鬼畜魔王ランス伝

   第14話 「シルキィ城の戦い」

 ケイブリスが占拠していた魔人界南部を掌握したランスは、その兵の大半を残してシルキィの城へと出発した。従うのはケッセルリンクを除くランス派の魔人のみという、極小人数である。ただ、旅自体は自力で飛行できる者以外の者は、新たに魔人となったブラックドラゴンのガングの背に全員が乗って移動したため、すこぶる短い時間で到着できたのだった。
 空中からのドラゴンの飛来、その中に混じるサイゼルやカイトなどの元ケイブリス派の魔人の姿にシルキィはすぐに攻撃命令を下した。
 だが、総勢5万の大軍も、効果的な協力体勢を敷いた14体の魔人の前では苦しい戦いを強いられた。特に、ミルが自分の友達である幻獣を5000体も召喚した事で兵力差が実質的に埋まってからは、更に苦しくなった。
「な、なんだ。あのモンスターは。こっちの攻撃がほとんど効かない。」
 実体を持たない幻獣相手では、シルキィ配下の魔物兵では荷が重い。更にレッドアイやナギなどの魔法攻撃が飛んでくるため密集隊形が取れないのも致命的だ。何故なら、幻獣を専用の魔法や武器以外で倒すには1体や2体の攻撃では不足なのだが、密集隊形を取った途端に魔法か砲撃が飛んできてまとめて吹き飛ばされてしまうのだ。かといって、損害を気にして散開すると幻獣を倒せる程に攻撃を集中できない。……結局、シルキィの前衛軍2万は一方的な損害を受けて壊走寸前に陥った。

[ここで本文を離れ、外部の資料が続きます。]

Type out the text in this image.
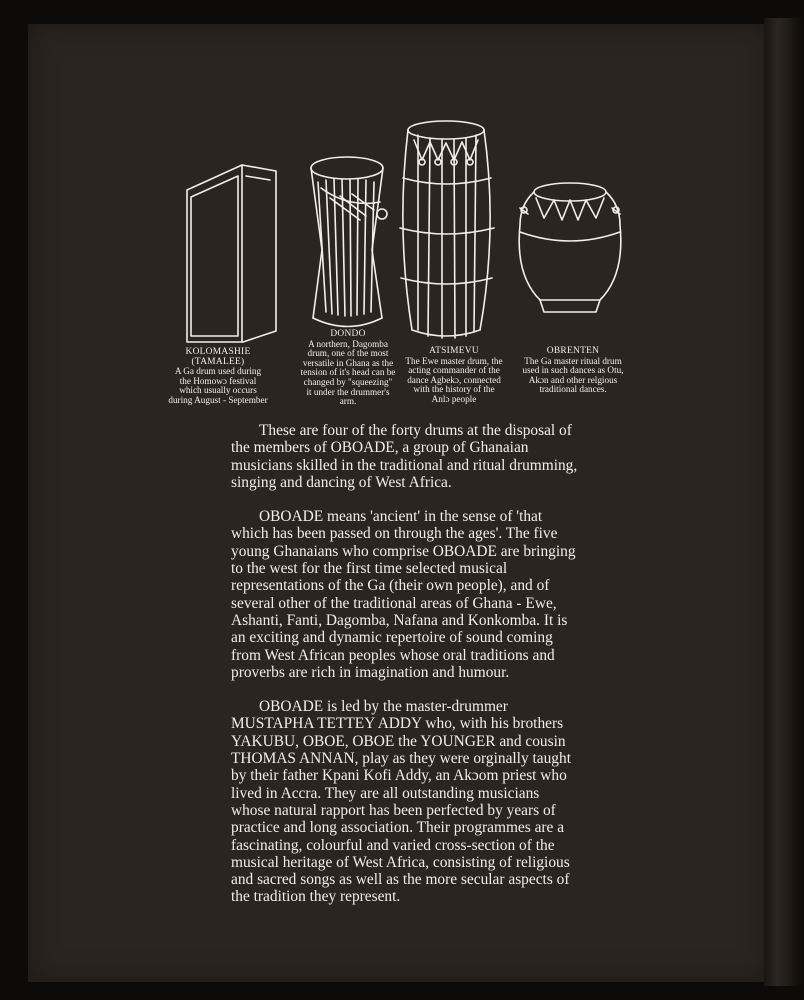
KOLOMASHIE
(TAMALEE)
A Ga drum used during
the Homowɔ festival
which usually occurs
during August - September
DONDO
A northern, Dagomba
drum, one of the most
versatile in Ghana as the
tension of it's head can be
changed by "squeezing"
it under the drummer's
arm.
ATSIMEVU
The Ewe master drum, the
acting commander of the
dance Agbekɔ, connected
with the history of the
Anlɔ people
OBRENTEN
The Ga master ritual drum
used in such dances as Otu,
Akɔn and other relgious
traditional dances.

These are four of the forty drums at the disposal of the members of OBOADE, a group of Ghanaian musicians skilled in the traditional and ritual drumming, singing and dancing of West Africa.

OBOADE means 'ancient' in the sense of 'that which has been passed on through the ages'. The five young Ghanaians who comprise OBOADE are bringing to the west for the first time selected musical representations of the Ga (their own people), and of several other of the traditional areas of Ghana - Ewe, Ashanti, Fanti, Dagomba, Nafana and Konkomba. It is an exciting and dynamic repertoire of sound coming from West African peoples whose oral traditions and proverbs are rich in imagination and humour.

OBOADE is led by the master-drummer MUSTAPHA TETTEY ADDY who, with his brothers YAKUBU, OBOE, OBOE the YOUNGER and cousin THOMAS ANNAN, play as they were orginally taught by their father Kpani Kofi Addy, an Akɔom priest who lived in Accra. They are all outstanding musicians whose natural rapport has been perfected by years of practice and long association. Their programmes are a fascinating, colourful and varied cross-section of the musical heritage of West Africa, consisting of religious and sacred songs as well as the more secular aspects of the tradition they represent.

 ハウゼルの率いる右翼軍1万は、ブラックドラゴンの魔人ガングの襲撃で大混乱に陥った。ハウゼル自身が軍中央を無理矢理に突破して来た5人の魔人…サイゼル、メナド、キサラ、カイト、ガルティアに足止めされている間に、ガングに騎乗しているアールコートが空中から見抜いた中級指揮官を狙い撃ちで攻撃しているのだ。その戦法によって指揮系統が乱されたハウゼル軍は、戦闘開始から僅か10分で烏合の衆と化した。
「いい加減諦めなさいよ。もう潮時なんだから。」
「ごめんなさい姉さん。ここで私だけ屈する訳にはいかないの。」
「あーっ、相変わらずいいこちゃんなんだから! もういい、わかった。」
 ハウゼルは5人の魔人相手に果敢に抗戦したが、衆寡敵せず。結局、捕縛されてしまった。そして、指揮官を失った右翼軍は敗走したのである。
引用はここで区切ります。